Be open to making new friends.
  • FYI: The real world is not like the fantasy land called “college.” You will no longer be surrounded by hundreds of people your age and in your situation. Therefore, be willing to befriend moms, dads, senior citizens, etc. It may be strange at first, but these people care about you too!
  • There may not be many people your age at your church/camp, so explore the community and take advantage of opportunities to meet new people. Take a class at a local college, or join a group that enjoys a hobby you are interested in.
Learn to say “No” and set boundaries. Although internship is a time to try out many new experiences and work in many different areas, you still have to set limits for yourself.
  • Establish a day off where you don’t come to the office at all. Make sure this day works with your supervisor and that everyone understands what this means for you.
  • If you find yourself in the office until 9pm or taking naps in the middle of the work day, you are probably spending too much time in the office. Establish blocks of time (morning, afternoon, evening) to work and make sure you arent working more than 2 blocks a day. Working in the church is not a 9-5 job, and it may take some time for you and your church members to adjust to the idea.
  • Set objectives and stick to them, if you stretch yourself too thin, you will find stress and burn out becoming regular occurrences!
Challenge yourself.
  • Internship is a learning experience, so don’t be afraid to make mistakes.
  • Set high expectations sometimes you will succeed, sometimes you will fail, but either way you will learn from it and grow as a person and a professional.
  • No matter what the circumstance or how long you will be there, commit to making your internship experience work and understand that there will be a lot of learning and growth along the way!

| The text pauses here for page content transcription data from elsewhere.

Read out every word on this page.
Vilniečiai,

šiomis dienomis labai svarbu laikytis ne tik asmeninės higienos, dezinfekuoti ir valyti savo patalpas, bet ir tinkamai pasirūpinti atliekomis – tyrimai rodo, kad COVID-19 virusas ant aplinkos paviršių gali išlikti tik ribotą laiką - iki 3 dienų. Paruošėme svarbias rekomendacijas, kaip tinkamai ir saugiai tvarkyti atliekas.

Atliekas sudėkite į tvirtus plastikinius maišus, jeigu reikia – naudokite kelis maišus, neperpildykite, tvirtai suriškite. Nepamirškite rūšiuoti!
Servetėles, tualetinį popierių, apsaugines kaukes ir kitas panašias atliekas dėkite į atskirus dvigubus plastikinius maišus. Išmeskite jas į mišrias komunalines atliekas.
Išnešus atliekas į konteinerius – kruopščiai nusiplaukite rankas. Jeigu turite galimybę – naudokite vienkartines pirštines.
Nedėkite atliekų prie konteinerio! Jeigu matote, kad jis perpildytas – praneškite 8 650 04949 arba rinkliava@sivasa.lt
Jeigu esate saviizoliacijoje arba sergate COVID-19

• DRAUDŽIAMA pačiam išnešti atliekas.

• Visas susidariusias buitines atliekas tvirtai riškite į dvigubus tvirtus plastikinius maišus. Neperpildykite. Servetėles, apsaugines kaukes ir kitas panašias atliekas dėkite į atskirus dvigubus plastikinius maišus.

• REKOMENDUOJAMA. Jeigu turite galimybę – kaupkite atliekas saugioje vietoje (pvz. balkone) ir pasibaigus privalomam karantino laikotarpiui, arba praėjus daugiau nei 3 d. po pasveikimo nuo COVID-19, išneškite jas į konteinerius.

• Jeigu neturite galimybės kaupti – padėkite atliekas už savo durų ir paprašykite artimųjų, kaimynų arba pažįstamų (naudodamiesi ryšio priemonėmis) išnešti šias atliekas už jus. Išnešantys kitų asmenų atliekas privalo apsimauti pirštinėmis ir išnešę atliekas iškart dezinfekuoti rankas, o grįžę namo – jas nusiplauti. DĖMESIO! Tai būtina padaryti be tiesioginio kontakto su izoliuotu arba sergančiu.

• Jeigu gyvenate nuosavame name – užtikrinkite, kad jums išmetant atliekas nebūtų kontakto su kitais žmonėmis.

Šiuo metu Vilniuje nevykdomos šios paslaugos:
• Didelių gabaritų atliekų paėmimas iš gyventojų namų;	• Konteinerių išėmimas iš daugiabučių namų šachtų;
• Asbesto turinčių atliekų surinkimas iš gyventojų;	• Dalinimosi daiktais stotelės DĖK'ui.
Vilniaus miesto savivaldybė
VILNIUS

Though it is internship, you are still in the position to educate believers (and non-believers), equip evangelists and serve God don’t be afraid for you have been prepared well! (Those college professors really do know what they are talking about!)

Midway through internship, I returned to school with my fellow interns to reflect and re-energize for the second half of the year. During our time together, one of our professors shared these words with us: “I trust you.”  Next to the word “love,” “trust” is something I take very seriously. It’s a word that means I have earned the respect of another person that has built a relationship with me and knows who I am and what I am capable of. In that moment, I knew God had led me in the right direction and given me purpose as his servant. My teachers, classes, and experiences had given me the tools to serve God and His people. My calling (and yours) is bigger than just DCE ministry–for God has put us here for a reason, to glorify and serve Him, sharing the Gospel of Jesus Christ wherever we go.

We must first trust the one who created us, the one who prepared us, and the one who gave us faith in our Savior and Redeemer, Jesus Christ. “Trust in the LORD with all your heart and lean not on your own understanding; in all your ways acknowledge him, and he will make your paths straight.” Proverbs 3:5 6

My prayer for you as you begin internship is that you will enjoy the adventure, complete the tasks and trust God wholeheartedly through it all. God sees the big picture: the glimpses He shares with us give us the desire to share His love with others. He gives us hope that seeds are being planted as we continue to “Go and make disciples” by the power of the Holy Spirit.